By contrast, rodent treadmill- and tail-load–based exercise paradigms primarily emphasize peripheral mechanical loading and metabolic engagement of skeletal muscle and do not capture the full spectrum of supraspinal, cortical, or fine motor unit–level remodeling characteristic of human resistance training. In the present study, no direct indices of neural adaptation—such as motor unit number estimation, nerve conduction properties, neuromuscular junction morphology, or electromyographic recruitment patterns—were assessed. Consequently, the observed associations between exercise training, muscle protein accretion, and anabolic signaling should be interpreted as muscle-level contributors within a broader neuromuscular adaptive process, rather than as sufficient explanations for exercise-induced mitigation of diabetic sarcopenia.

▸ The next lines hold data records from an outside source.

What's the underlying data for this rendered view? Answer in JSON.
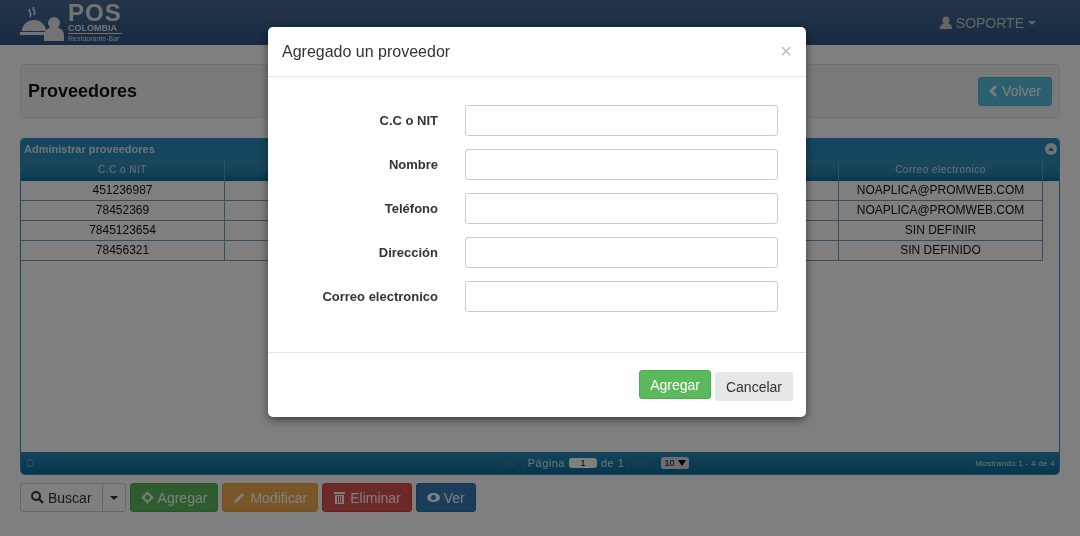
{
  "navbar": {
    "logo": {
      "title": "POS",
      "subtitle": "COLOMBIA",
      "tagline": "Restaurante-Bar"
    },
    "user": "SOPORTE"
  },
  "page_header": {
    "title": "Proveedores",
    "back_button": "Volver"
  },
  "grid": {
    "caption": "Administrar proveedores",
    "columns": [
      "C.C o NIT",
      "Correo electronico"
    ],
    "rows": [
      {
        "cc_nit": "451236987",
        "correo": "NOAPLICA@PROMWEB.COM"
      },
      {
        "cc_nit": "78452369",
        "correo": "NOAPLICA@PROMWEB.COM"
      },
      {
        "cc_nit": "7845123654",
        "correo": "SIN DEFINIR"
      },
      {
        "cc_nit": "78456321",
        "correo": "SIN DEFINIDO"
      }
    ],
    "pager": {
      "page_label": "Página",
      "page_value": "1",
      "of_label": "de 1",
      "page_size": "10",
      "info": "Mostrando 1 - 4 de 4"
    }
  },
  "toolbar": [
    {
      "label": "Buscar",
      "kind": "search"
    },
    {
      "label": "Agregar",
      "kind": "add"
    },
    {
      "label": "Modificar",
      "kind": "edit"
    },
    {
      "label": "Eliminar",
      "kind": "delete"
    },
    {
      "label": "Ver",
      "kind": "view"
    }
  ],
  "modal": {
    "title": "Agregado un proveedor",
    "close": "×",
    "fields": [
      {
        "label": "C.C o NIT"
      },
      {
        "label": "Nombre"
      },
      {
        "label": "Teléfono"
      },
      {
        "label": "Dirección"
      },
      {
        "label": "Correo electronico"
      }
    ],
    "buttons": [
      {
        "label": "Agregar",
        "kind": "primary"
      },
      {
        "label": "Cancelar",
        "kind": "default"
      }
    ]
  }
}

Within this context, the present findings identify a reproducible pattern of exercise-responsive muscle adaptations—namely increased protein accretion and coordinated activation of anabolic signaling pathways—that may translate across species. At the same time, they underscore that recovery of neural, motor unit, and functional adaptations central to resistance training efficacy in humans cannot be inferred from muscle-intrinsic molecular outcomes alone. These considerations emphasize the importance of integrating molecular, neural, and functional endpoints in future translational studies and caution against overextension of muscle-level findings when extrapolating to human neuromuscular performance.

The present findings have direct implications for exercise-based strategies aimed at mitigating diabetic sarcopenia. Notably, the results demonstrate that exercise can promote muscle protein accretion and anabolic signaling without inducing overt hypertrophy or reversing fibrosis. This pattern of adaptation may be particularly relevant for older adults with T2DM, individuals with early or moderate sarcopenia, or patients with limited tolerance for high-load resistance training, in whom hypertrophic responses are often blunted (Hansen et al., 2025).

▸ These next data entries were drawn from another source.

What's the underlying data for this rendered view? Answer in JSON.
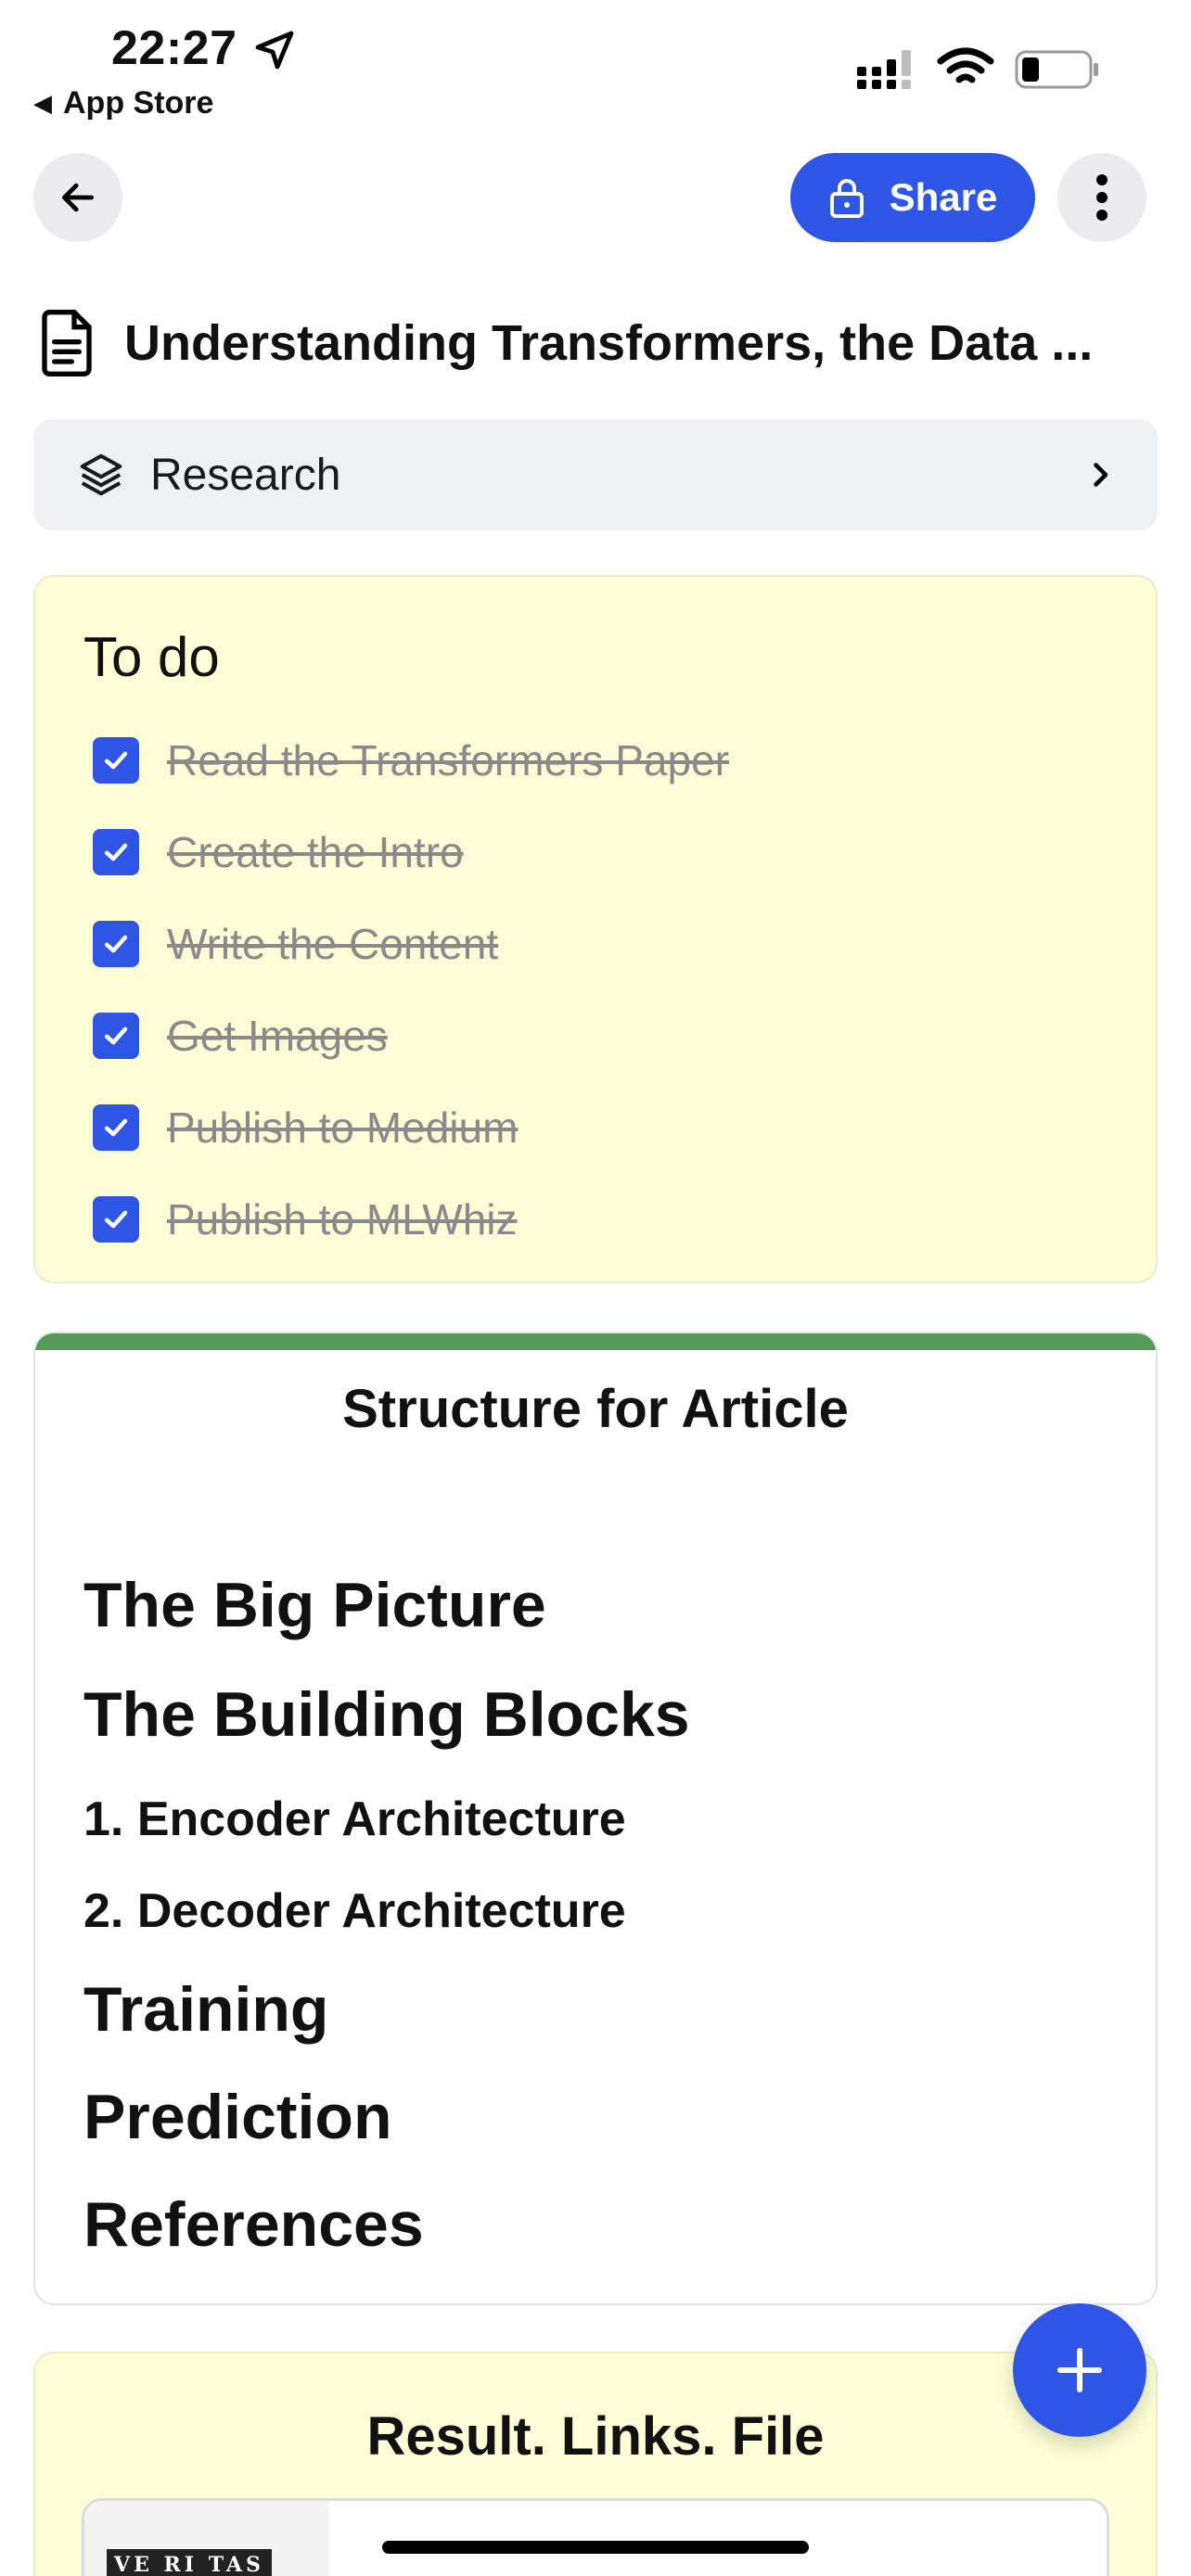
{
  "status_bar": {
    "time": "22:27",
    "back_app": "App Store"
  },
  "header": {
    "share_label": "Share"
  },
  "document": {
    "title": "Understanding Transformers, the Data ...",
    "folder": "Research"
  },
  "todo": {
    "title": "To do",
    "items": [
      {
        "label": "Read the Transformers Paper",
        "checked": true
      },
      {
        "label": "Create the Intro",
        "checked": true
      },
      {
        "label": "Write the Content",
        "checked": true
      },
      {
        "label": "Get Images",
        "checked": true
      },
      {
        "label": "Publish to Medium",
        "checked": true
      },
      {
        "label": "Publish to MLWhiz",
        "checked": true
      }
    ]
  },
  "structure": {
    "title": "Structure for Article",
    "items": [
      {
        "text": "The Big Picture",
        "level": "h1"
      },
      {
        "text": "The Building Blocks",
        "level": "h1"
      },
      {
        "text": "1. Encoder Architecture",
        "level": "h3"
      },
      {
        "text": "2. Decoder Architecture",
        "level": "h3"
      },
      {
        "text": "Training",
        "level": "h1"
      },
      {
        "text": "Prediction",
        "level": "h1"
      },
      {
        "text": "References",
        "level": "h1"
      }
    ]
  },
  "result": {
    "title": "Result. Links. File",
    "thumb_text": "VE RI TAS"
  },
  "colors": {
    "accent": "#2f55e6",
    "todo_bg": "#fdfed7",
    "structure_topbar": "#559a56"
  },
  "icons": {
    "back": "arrow-left-icon",
    "share": "lock-icon",
    "more": "more-vertical-icon",
    "document": "document-icon",
    "folder": "layers-icon",
    "add": "plus-icon"
  }
}
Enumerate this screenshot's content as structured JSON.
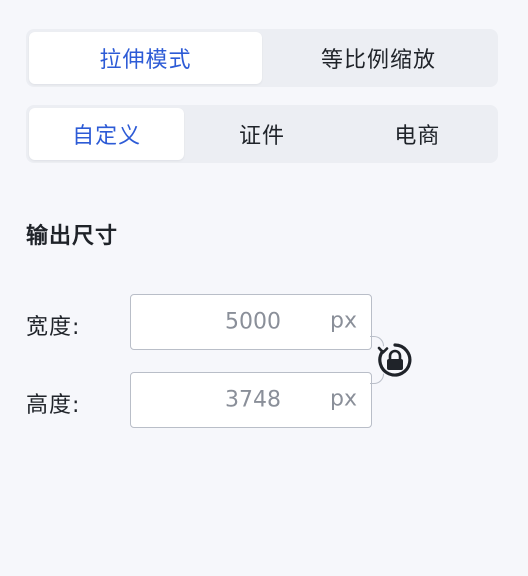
{
  "mode_tabs": [
    {
      "label": "拉伸模式",
      "active": true
    },
    {
      "label": "等比例缩放",
      "active": false
    }
  ],
  "preset_tabs": [
    {
      "label": "自定义",
      "active": true
    },
    {
      "label": "证件",
      "active": false
    },
    {
      "label": "电商",
      "active": false
    }
  ],
  "output_size": {
    "title": "输出尺寸",
    "width_label": "宽度:",
    "width_value": "5000",
    "height_label": "高度:",
    "height_value": "3748",
    "unit": "px",
    "lock_icon": "lock-aspect-icon"
  },
  "colors": {
    "accent": "#2d5bd6",
    "background": "#f6f7fb",
    "segment_bg": "#eceef3",
    "border": "#b9bec8",
    "muted_text": "#8a8f99"
  }
}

Resistance-containing exercise modalities preferentially engaged integrin-associated and PI3K-related signaling, whereas exercise-general effects predominated for AKT/mTOR activation, suggesting that multimodal exercise programs may provide complementary benefits at the molecular level. Rather than prioritizing hypertrophy as the sole therapeutic goal, exercise prescriptions for diabetic populations may benefit from emphasizing protein accretion, signaling responsiveness, and metabolic support, particularly during early or intermediate stages of intervention.

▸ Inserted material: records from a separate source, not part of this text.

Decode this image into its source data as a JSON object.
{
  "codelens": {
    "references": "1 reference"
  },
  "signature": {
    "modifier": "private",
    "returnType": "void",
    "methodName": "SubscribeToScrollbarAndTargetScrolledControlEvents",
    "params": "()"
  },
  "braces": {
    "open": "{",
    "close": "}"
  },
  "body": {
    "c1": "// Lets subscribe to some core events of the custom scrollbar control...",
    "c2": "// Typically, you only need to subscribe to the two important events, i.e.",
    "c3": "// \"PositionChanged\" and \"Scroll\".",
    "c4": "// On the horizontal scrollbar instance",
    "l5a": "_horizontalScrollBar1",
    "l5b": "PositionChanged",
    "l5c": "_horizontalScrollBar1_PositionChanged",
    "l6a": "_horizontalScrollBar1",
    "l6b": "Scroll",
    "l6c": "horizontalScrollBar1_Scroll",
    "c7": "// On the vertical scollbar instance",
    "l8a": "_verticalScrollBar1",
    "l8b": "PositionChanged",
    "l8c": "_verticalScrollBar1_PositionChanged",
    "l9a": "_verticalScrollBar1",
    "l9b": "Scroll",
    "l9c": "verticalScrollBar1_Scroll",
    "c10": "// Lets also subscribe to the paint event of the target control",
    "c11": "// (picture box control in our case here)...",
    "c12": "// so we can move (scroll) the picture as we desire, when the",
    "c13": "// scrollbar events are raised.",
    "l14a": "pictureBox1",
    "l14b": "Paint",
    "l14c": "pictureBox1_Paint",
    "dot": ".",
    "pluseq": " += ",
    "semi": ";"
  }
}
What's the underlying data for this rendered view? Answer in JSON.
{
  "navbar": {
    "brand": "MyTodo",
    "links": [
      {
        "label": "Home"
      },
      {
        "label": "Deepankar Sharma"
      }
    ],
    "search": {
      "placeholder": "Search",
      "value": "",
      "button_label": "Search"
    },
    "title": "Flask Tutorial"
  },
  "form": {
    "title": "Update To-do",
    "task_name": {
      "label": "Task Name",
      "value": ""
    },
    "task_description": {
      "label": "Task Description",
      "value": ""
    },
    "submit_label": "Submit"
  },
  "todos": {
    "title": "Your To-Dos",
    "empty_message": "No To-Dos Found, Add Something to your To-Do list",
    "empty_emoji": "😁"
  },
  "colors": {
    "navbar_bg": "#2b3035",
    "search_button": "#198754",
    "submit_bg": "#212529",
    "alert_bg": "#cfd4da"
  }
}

With respect to exercise dose and feasibility, the rodent protocol used here represents a high-frequency, moderate-intensity stimulus relative to established rodent endurance and resistance paradigms, designed to ensure consistent mechanical and metabolic engagement. Although direct quantitative translation to humans is inappropriate, this paradigm is physiologically more analogous to regular moderate-intensity aerobic activity combined with low-to-moderate load resistance exercise performed on most days of the week. Such patterns align with current clinical recommendations for individuals with T2DM (Kanaley et al., 2022; American Diabetes Association Professional Practice Committee, 2024) and are feasible for many, though not all, patient populations. Importantly, diabetes-related neuromuscular impairments may limit tolerance to high-volume or high-load exercise in frail individuals, underscoring the need for progressive, individualized, and multimodal exercise prescriptions (Lecce et al., 2026b).